In Oquet’s show, there are dolls everywhere–Barbie and Ken, black and white Cabbage Patch dolls, even Spiderman. One doll is attached to the black hose of scuba gear, in quirky homage to water spirits. While the artist brings a distinctive take to her materials, Drewal points out that dolls are ubiquitous sacred icons in the African diaspora, where they became veiled versions of African carvings, thus seen as nonthreatening by colonial masters.

Several altars rise upward in swirling layers of bright fabrics and ornaments–reminiscent of the Haitian Vodou “poto mitan,” a sacred pole said to link the worlds of spirits and mortals. Drewal compares another altar with long flaps of brilliantly beaded cloth to a Yoruba Egungun costume, with its lengths of cloth in rich patterns that whirl when worn in a ceremonial dance, evoking a powerful spiritual presence.

There are many lavish streams of fabric here, beginning with the dusky blue drapes that surround the clustered altars, requiring visitors to find a way inside. Once in, one finds a scene part carnival parade and part sacred space, with a pinata’s explosion of toys thrown in for good measure.

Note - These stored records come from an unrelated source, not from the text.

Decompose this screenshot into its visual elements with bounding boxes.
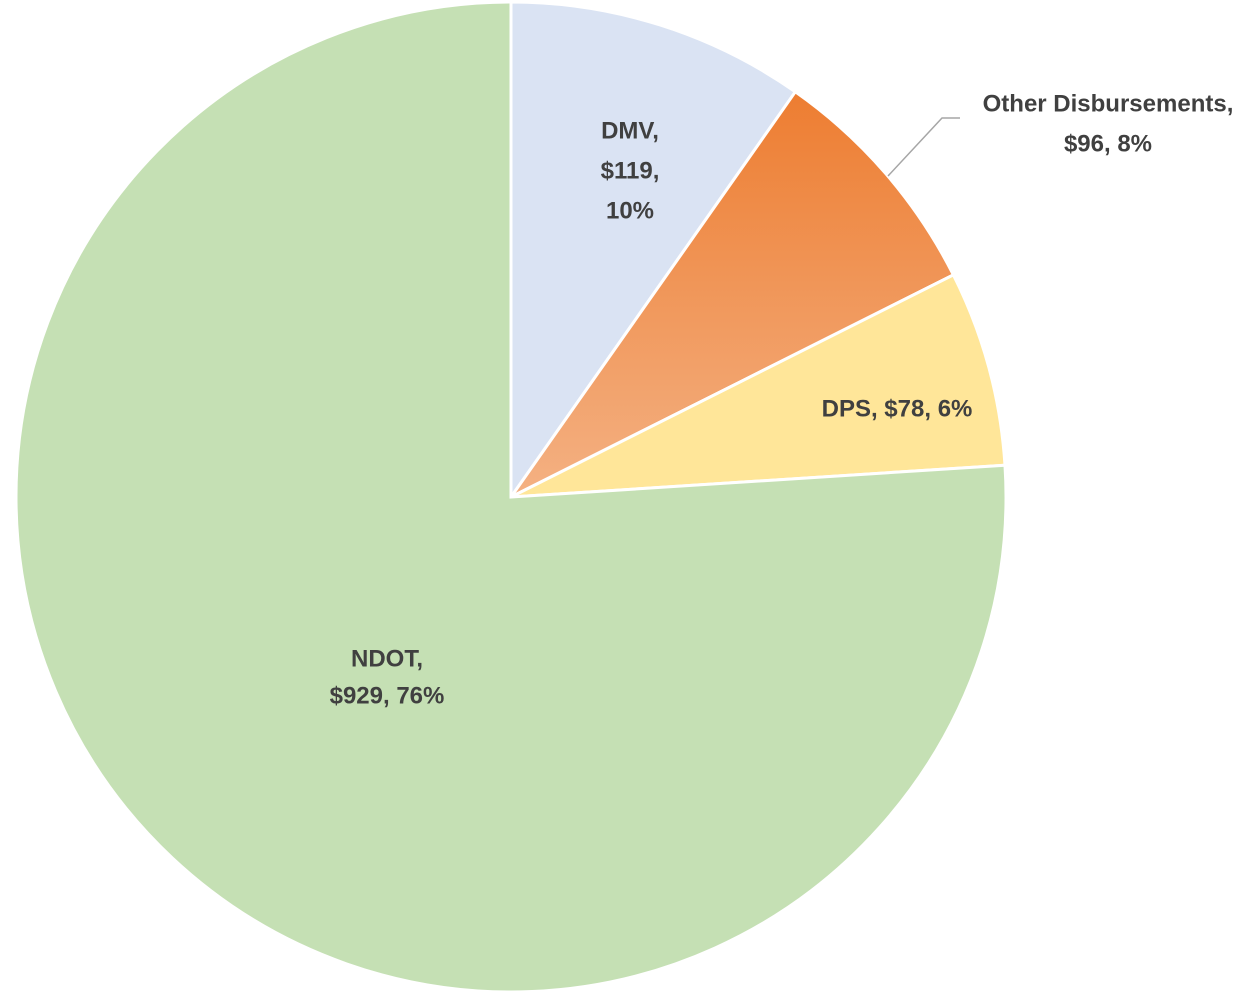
pie-slice [510, 272, 1007, 499]
data-label: NDOT, [351, 645, 423, 672]
data-label: $119, [601, 157, 660, 184]
data-label: DMV, [601, 117, 659, 144]
data-label: $929, 76% [330, 682, 445, 709]
leader-line [887, 117, 960, 177]
data-label: Other Disbursements, [983, 90, 1234, 117]
pie-slice [509, 0, 798, 502]
pie-slice [509, 89, 956, 499]
data-label: 10% [606, 197, 654, 224]
data-label: DPS, $78, 6% [822, 395, 973, 422]
pie-slice [14, 0, 1008, 993]
data-label: $96, 8% [1064, 130, 1152, 157]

You’ll see divinely dressed altars sparkling with riotous detail, one circled with offerings of food and drink. There are jingle bells, frou-frou pink tutus, a fiery red Santeria robe, a recycled blue ball gown the color of medieval stained glass from House of Lanvin in Paris.


Many of the altars are dressed in clothing and toys scoured from Miami flea markets and Goodwill stores. These are the “places where everybody else finds stuff they send to Haiti and the Dominican Republic,” Oquet says.

They are often old gifts and rite-of-passage party dresses bound for new uses and places, giving her work a sense of gaudy celebration and magical transformation.

The whole place is spangled with a constellation of star-shaped paper bows, like the bows adorning musicians and marchers in Gaga processions, the Easter-time celebrations in the Dominican Republic that sprang from Haitian Vodou and African Kongo religious rites.

Oquet first learned about the Gaga groups when she met Robert Farris Thompson, Yale scholar and influential historian of African and African-American art, who has written a short essay about her new work. They met 10 years ago in a museum in the Dominican Republic, where he was with students watching a documentary about their vivid rituals and music performed deep within sugar cane fields.

She was fascinated and wanted to see them for herself.

“I had to find my way there,” she says. “Since I’m a Dominican bourgeoisie, going to the sugar cane fields by myself was not something I could do. I was frozen by the fear of how to get there. Maybe if I was a foreigner, I would have just taken a taxi.”

Almost seven years later, she found her way. Since then, she’s taken many photographs of the groups performing their whirling dances, wearing glittering hats and costumes streaming with bright scarves. She’s shown her photographs at Espanola Way Art Center in Miami Beach, sometimes accompanied by Dominican Vodou-styled flags she has helped students make at Allapattah Middle and Elementary Schools during the Dominican Youth Arts Festival.

Not everyone liked the photographs. She explains: “I got a phone message that said, ‘You’d better not be saying this about Dominicans. We don’t do Vodou. I’m going to break your windows.'”

It was a sentiment that did not surprise Oquet, but it is one she finds sadly out-of-synch with what has made Miami such a special destination for her.

“When I lived in the Dominican Republic, I never knew about Haitian culture, Cuban culture,” she reflects. “I never went to either country. But living in Miami makes you want to discover all those Caribbean and South American countries and get the bigger picture of your own culture. It’s all right here.”